Soumises aux injonctions du secrétariat général, nos collègues coordonnatrices des AESH mettent les bouchées doubles pour pourvoir les notifications. A notre connaissance, pour l’instant, le budget suit. Mais on pourrait se trouver face à un problème de recrutement, si les conditions de travail des AESH continuent de se dégrader : pour un SMIC à temps partiel (et une grille de salaires qui vient juste d’être revalorisée à la marge), peut-on se permettre d’exiger d’elles et d’eux qu’ils/elles soient trimbalé·es d’une école à l’autre pour saupoudrer leur accompagnement auprès de tant d’élèves? quel sens donne-t-on à leur travail? Sans compter que les AESH qui complétaient leur revenu par une surveillance de cantine craignent d’être à tout moment empêché·es d’assurer ce double emploi qui améliorait leur ordinaire. Le PIAL est un bel écrin pour se gargariser de formules toutes faites comme « Ce n’est plus l’élève qui attend l’AESH mais l’AESH qui attend l’élève ». Mais un écrin ou une coquille d’autant plus vide que personne ne se bouscule pour le coordonner! Significatif également : le poste trompeusement dénommé « chargé de mission école inclusive », en réalité destiné à impulser les PIAL sur tout le département, a également peiné à trouver preneur.

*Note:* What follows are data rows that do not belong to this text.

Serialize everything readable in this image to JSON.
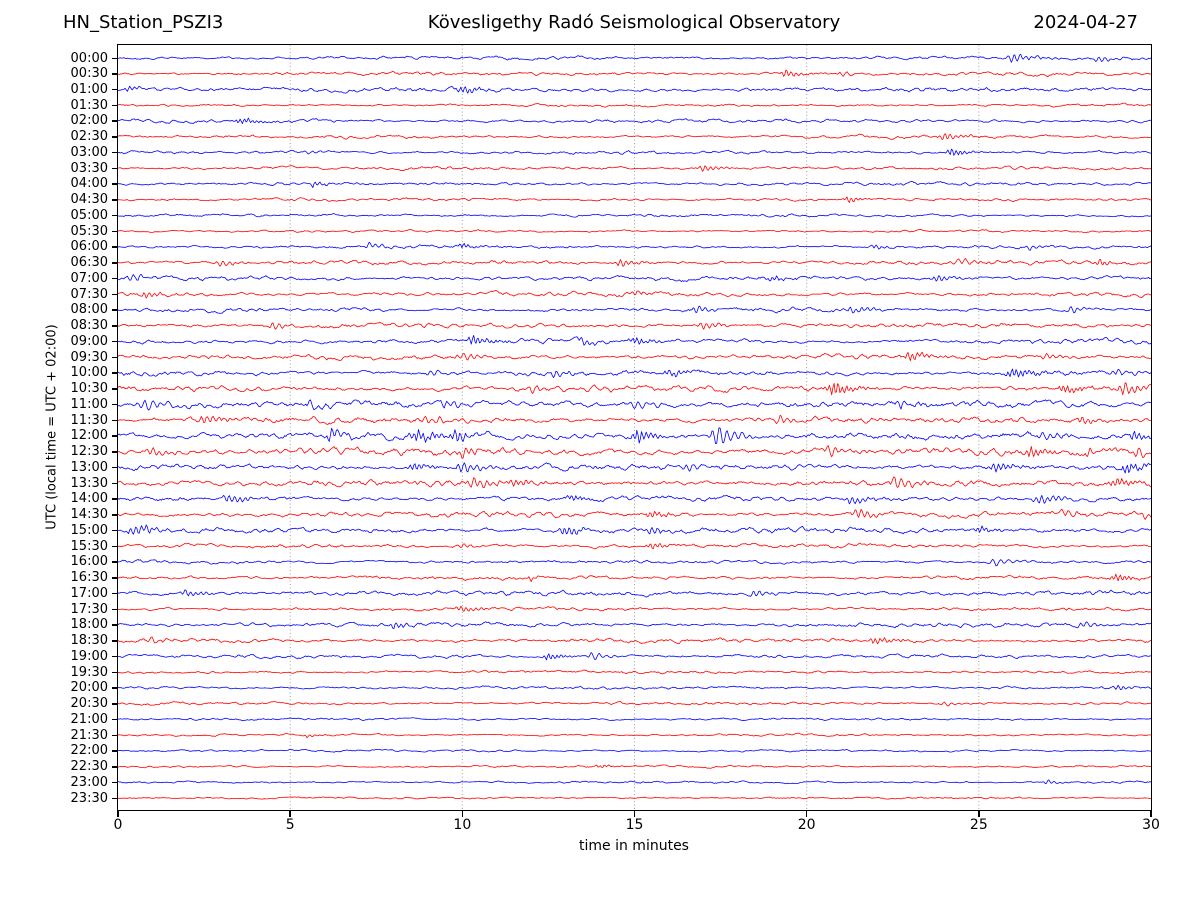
{
  "chart_data": {
    "type": "line",
    "chart_kind": "helicorder-daily-seismogram",
    "station": "HN_Station_PSZI3",
    "title": "Kövesligethy Radó Seismological Observatory",
    "date": "2024-04-27",
    "xlabel": "time in minutes",
    "ylabel": "UTC (local time = UTC + 02:00)",
    "xlim": [
      0,
      30
    ],
    "x_ticks": [
      0,
      5,
      10,
      15,
      20,
      25,
      30
    ],
    "grid": {
      "vertical_gridlines_min": [
        5,
        10,
        15,
        20,
        25
      ],
      "style": "dotted",
      "color": "#999999",
      "horizontal": false
    },
    "legend": "none",
    "row_duration_min": 30,
    "n_rows": 48,
    "trace_colors": {
      "hour_rows": "#0000ff",
      "half_hour_rows": "#ff0000"
    },
    "events_format": "[center_minute, peak_amplitude_px, duration_min]",
    "rows": [
      {
        "label": "00:00",
        "color": "#0000ff",
        "noise_amp": 1.1,
        "events": [
          [
            26.0,
            4.0,
            0.5
          ],
          [
            28.5,
            2.5,
            0.4
          ]
        ]
      },
      {
        "label": "00:30",
        "color": "#ff0000",
        "noise_amp": 1.1,
        "events": [
          [
            19.4,
            3.5,
            0.4
          ],
          [
            21.0,
            2.0,
            0.3
          ]
        ]
      },
      {
        "label": "01:00",
        "color": "#0000ff",
        "noise_amp": 1.4,
        "events": [
          [
            0.3,
            2.5,
            0.3
          ],
          [
            10.0,
            3.0,
            0.4
          ]
        ]
      },
      {
        "label": "01:30",
        "color": "#ff0000",
        "noise_amp": 0.9,
        "events": []
      },
      {
        "label": "02:00",
        "color": "#0000ff",
        "noise_amp": 1.1,
        "events": [
          [
            3.6,
            2.5,
            0.5
          ]
        ]
      },
      {
        "label": "02:30",
        "color": "#ff0000",
        "noise_amp": 1.0,
        "events": [
          [
            24.0,
            3.0,
            0.5
          ]
        ]
      },
      {
        "label": "03:00",
        "color": "#0000ff",
        "noise_amp": 1.0,
        "events": [
          [
            5.5,
            2.0,
            0.3
          ],
          [
            24.2,
            3.5,
            0.4
          ]
        ]
      },
      {
        "label": "03:30",
        "color": "#ff0000",
        "noise_amp": 1.0,
        "events": [
          [
            17.0,
            3.0,
            0.4
          ]
        ]
      },
      {
        "label": "04:00",
        "color": "#0000ff",
        "noise_amp": 1.0,
        "events": [
          [
            5.7,
            2.5,
            0.3
          ]
        ]
      },
      {
        "label": "04:30",
        "color": "#ff0000",
        "noise_amp": 0.9,
        "events": [
          [
            21.2,
            3.0,
            0.3
          ]
        ]
      },
      {
        "label": "05:00",
        "color": "#0000ff",
        "noise_amp": 0.9,
        "events": []
      },
      {
        "label": "05:30",
        "color": "#ff0000",
        "noise_amp": 0.7,
        "events": []
      },
      {
        "label": "06:00",
        "color": "#0000ff",
        "noise_amp": 1.0,
        "events": [
          [
            7.3,
            2.5,
            0.4
          ],
          [
            10.0,
            2.5,
            0.3
          ],
          [
            22.0,
            2.0,
            0.3
          ],
          [
            26.5,
            2.0,
            0.3
          ]
        ]
      },
      {
        "label": "06:30",
        "color": "#ff0000",
        "noise_amp": 1.3,
        "events": [
          [
            3.0,
            3.0,
            0.4
          ],
          [
            14.6,
            3.5,
            0.4
          ],
          [
            24.5,
            3.0,
            0.4
          ],
          [
            28.5,
            3.0,
            0.3
          ]
        ]
      },
      {
        "label": "07:00",
        "color": "#0000ff",
        "noise_amp": 1.4,
        "events": [
          [
            0.4,
            3.0,
            0.4
          ],
          [
            19.0,
            2.5,
            0.3
          ],
          [
            23.8,
            3.0,
            0.4
          ]
        ]
      },
      {
        "label": "07:30",
        "color": "#ff0000",
        "noise_amp": 1.3,
        "events": [
          [
            0.8,
            3.0,
            0.3
          ],
          [
            15.0,
            2.5,
            0.4
          ]
        ]
      },
      {
        "label": "08:00",
        "color": "#0000ff",
        "noise_amp": 1.3,
        "events": [
          [
            16.8,
            3.0,
            0.4
          ],
          [
            21.3,
            3.5,
            0.4
          ],
          [
            27.7,
            3.0,
            0.4
          ]
        ]
      },
      {
        "label": "08:30",
        "color": "#ff0000",
        "noise_amp": 1.4,
        "events": [
          [
            4.5,
            3.0,
            0.4
          ],
          [
            17.0,
            3.0,
            0.5
          ]
        ]
      },
      {
        "label": "09:00",
        "color": "#0000ff",
        "noise_amp": 1.5,
        "events": [
          [
            10.3,
            4.5,
            0.4
          ],
          [
            13.5,
            3.5,
            0.3
          ],
          [
            15.0,
            3.5,
            0.4
          ]
        ]
      },
      {
        "label": "09:30",
        "color": "#ff0000",
        "noise_amp": 1.5,
        "events": [
          [
            10.0,
            3.5,
            0.5
          ],
          [
            23.0,
            3.5,
            0.5
          ],
          [
            27.0,
            3.0,
            0.4
          ]
        ]
      },
      {
        "label": "10:00",
        "color": "#0000ff",
        "noise_amp": 1.6,
        "events": [
          [
            9.1,
            3.0,
            0.3
          ],
          [
            12.7,
            3.5,
            0.4
          ],
          [
            16.0,
            3.0,
            0.5
          ],
          [
            26.0,
            4.0,
            0.6
          ],
          [
            29.0,
            3.5,
            0.4
          ]
        ]
      },
      {
        "label": "10:30",
        "color": "#ff0000",
        "noise_amp": 1.8,
        "events": [
          [
            12.0,
            3.5,
            0.5
          ],
          [
            20.8,
            6.0,
            0.5
          ],
          [
            27.5,
            4.0,
            0.5
          ],
          [
            29.2,
            6.0,
            0.5
          ]
        ]
      },
      {
        "label": "11:00",
        "color": "#0000ff",
        "noise_amp": 2.1,
        "events": [
          [
            0.8,
            4.5,
            0.7
          ],
          [
            5.6,
            4.0,
            0.3
          ],
          [
            9.5,
            3.5,
            0.5
          ],
          [
            15.0,
            3.5,
            0.5
          ],
          [
            22.7,
            3.5,
            0.4
          ]
        ]
      },
      {
        "label": "11:30",
        "color": "#ff0000",
        "noise_amp": 1.9,
        "events": [
          [
            2.5,
            4.0,
            0.6
          ],
          [
            9.0,
            4.0,
            0.5
          ],
          [
            19.2,
            4.0,
            0.4
          ],
          [
            28.0,
            3.5,
            0.4
          ]
        ]
      },
      {
        "label": "12:00",
        "color": "#0000ff",
        "noise_amp": 2.1,
        "events": [
          [
            6.2,
            6.5,
            0.3
          ],
          [
            8.7,
            5.0,
            0.6
          ],
          [
            9.8,
            5.0,
            0.4
          ],
          [
            15.1,
            6.5,
            0.4
          ],
          [
            17.4,
            10.0,
            0.5
          ],
          [
            26.9,
            4.0,
            0.4
          ],
          [
            29.5,
            5.0,
            0.3
          ]
        ]
      },
      {
        "label": "12:30",
        "color": "#ff0000",
        "noise_amp": 2.1,
        "events": [
          [
            1.0,
            4.0,
            0.5
          ],
          [
            10.0,
            4.0,
            0.4
          ],
          [
            20.7,
            5.0,
            0.4
          ],
          [
            26.5,
            4.5,
            0.4
          ],
          [
            28.2,
            4.0,
            0.3
          ],
          [
            29.6,
            5.0,
            0.3
          ]
        ]
      },
      {
        "label": "13:00",
        "color": "#0000ff",
        "noise_amp": 1.9,
        "events": [
          [
            8.6,
            4.0,
            0.4
          ],
          [
            10.0,
            5.0,
            0.5
          ],
          [
            16.5,
            4.0,
            0.4
          ],
          [
            25.5,
            4.0,
            0.5
          ],
          [
            29.3,
            4.5,
            0.4
          ]
        ]
      },
      {
        "label": "13:30",
        "color": "#ff0000",
        "noise_amp": 1.9,
        "events": [
          [
            10.4,
            5.0,
            0.6
          ],
          [
            11.5,
            4.0,
            0.4
          ],
          [
            22.6,
            6.0,
            0.4
          ],
          [
            29.0,
            4.0,
            0.5
          ]
        ]
      },
      {
        "label": "14:00",
        "color": "#0000ff",
        "noise_amp": 1.5,
        "events": [
          [
            3.2,
            4.0,
            0.5
          ],
          [
            13.2,
            3.0,
            0.4
          ],
          [
            21.3,
            3.5,
            0.5
          ],
          [
            26.8,
            4.0,
            0.6
          ]
        ]
      },
      {
        "label": "14:30",
        "color": "#ff0000",
        "noise_amp": 1.6,
        "events": [
          [
            15.5,
            3.0,
            0.4
          ],
          [
            21.5,
            5.0,
            0.4
          ],
          [
            27.5,
            3.5,
            0.4
          ],
          [
            29.8,
            4.0,
            0.3
          ]
        ]
      },
      {
        "label": "15:00",
        "color": "#0000ff",
        "noise_amp": 1.7,
        "events": [
          [
            0.5,
            4.5,
            0.6
          ],
          [
            13.0,
            4.0,
            0.5
          ],
          [
            15.5,
            3.5,
            0.4
          ],
          [
            25.0,
            3.0,
            0.4
          ]
        ]
      },
      {
        "label": "15:30",
        "color": "#ff0000",
        "noise_amp": 1.2,
        "events": [
          [
            10.0,
            2.5,
            0.3
          ],
          [
            15.5,
            3.0,
            0.4
          ]
        ]
      },
      {
        "label": "16:00",
        "color": "#0000ff",
        "noise_amp": 1.1,
        "events": [
          [
            25.5,
            3.5,
            0.5
          ]
        ]
      },
      {
        "label": "16:30",
        "color": "#ff0000",
        "noise_amp": 1.2,
        "events": [
          [
            12.0,
            2.0,
            0.3
          ],
          [
            29.0,
            3.5,
            0.4
          ]
        ]
      },
      {
        "label": "17:00",
        "color": "#0000ff",
        "noise_amp": 1.5,
        "events": [
          [
            2.0,
            3.0,
            0.5
          ],
          [
            18.5,
            3.0,
            0.4
          ]
        ]
      },
      {
        "label": "17:30",
        "color": "#ff0000",
        "noise_amp": 1.1,
        "events": [
          [
            10.0,
            3.0,
            0.4
          ]
        ]
      },
      {
        "label": "18:00",
        "color": "#0000ff",
        "noise_amp": 1.3,
        "events": [
          [
            8.0,
            2.5,
            0.4
          ],
          [
            28.0,
            3.0,
            0.4
          ]
        ]
      },
      {
        "label": "18:30",
        "color": "#ff0000",
        "noise_amp": 1.3,
        "events": [
          [
            1.0,
            3.0,
            0.4
          ],
          [
            22.0,
            3.0,
            0.5
          ]
        ]
      },
      {
        "label": "19:00",
        "color": "#0000ff",
        "noise_amp": 1.1,
        "events": [
          [
            12.5,
            3.0,
            0.4
          ],
          [
            13.8,
            3.5,
            0.4
          ]
        ]
      },
      {
        "label": "19:30",
        "color": "#ff0000",
        "noise_amp": 0.9,
        "events": []
      },
      {
        "label": "20:00",
        "color": "#0000ff",
        "noise_amp": 0.9,
        "events": [
          [
            29.0,
            2.5,
            0.3
          ]
        ]
      },
      {
        "label": "20:30",
        "color": "#ff0000",
        "noise_amp": 0.9,
        "events": [
          [
            24.0,
            2.0,
            0.4
          ]
        ]
      },
      {
        "label": "21:00",
        "color": "#0000ff",
        "noise_amp": 0.75,
        "events": []
      },
      {
        "label": "21:30",
        "color": "#ff0000",
        "noise_amp": 0.7,
        "events": [
          [
            5.5,
            1.5,
            0.3
          ]
        ]
      },
      {
        "label": "22:00",
        "color": "#0000ff",
        "noise_amp": 0.7,
        "events": []
      },
      {
        "label": "22:30",
        "color": "#ff0000",
        "noise_amp": 0.7,
        "events": [
          [
            14.0,
            1.5,
            0.3
          ]
        ]
      },
      {
        "label": "23:00",
        "color": "#0000ff",
        "noise_amp": 0.7,
        "events": [
          [
            27.0,
            2.0,
            0.3
          ]
        ]
      },
      {
        "label": "23:30",
        "color": "#ff0000",
        "noise_amp": 0.6,
        "events": []
      }
    ]
  }
}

Nous n’oublions pas non plus que la plupart du temps, les AESH en congé maladie, même de longue durée, ne sont pas remplacé·es au nom d’une loi hypocrite qui voudrait que la présence de l’AESH n’est pas une condition de la scolarité : certes, dans bien des cas, les adaptations pédagogiques permettent à nos élèves de continuer d’apprendre; mais ce déni de leur besoin est pernicieux; et carrément périlleux pour certains d’entre eux, qui se mettent en danger ou vivent un sentiment majeur d’insécurité qui nuit gravement au bénéfice de leur présence à l’école.
Dans la pratique, les personnels et les élèves paient le prix de cette gestion comptable, déconnectée des réalités vécues.
Et que dire de cette décision aberrante, d’abandonner le temps de cantine des AESH aux collectivités territoriales!? Qu’elles en aient la charge financière est logique en soi : mais l’intérêt des élèves aurait exigé que les personnels de l’E.N. assurent la continuité, quitte à ce que les collectivités défraient l’E.N. D’autres départements ont pris cette option. Dans les Alpes-Maritimes, encore une fois, l’intérêt des élèves passe au second plan.
« Oh, mais quand même : le poste d’inspecteur A.S.H. vient d’être dédoublé, signe de l’intérêt supérieur porté à la scolarisation des élèves handicapés dans notre département! » Tu parles, Charles. Un véritable intérêt pour l’A.S.H. ne se serait assurément pas traduit par une répartition exclusive du service de l’école inclusive : les établissements médico-sociaux d’un côté; les établissements scolaires de l’autre. Nous souhaitons la bienvenue à l’inspectrice A.S.H. nouvellement nommée, et ne doutons pas qu’elle saura éviter de rentrer dans le jeu pervers du diviser pour régner. Comme nous formulons le vœu que le nouveau Directeur académique saura mettre fin aux pratiques délétères qui ont abîmé le service public d’éducation dans les Alpes-Maritimes. Il aura fort à faire, mais nous saurons lui rappeler que l’intérêt des élèves et des personnels ne peut rester soumis aux impératifs comptables et aux jeux de pouvoir internes. La grève des AESH à laquelle la CGT appelle en intersyndicale le 19 octobre sera un premier test.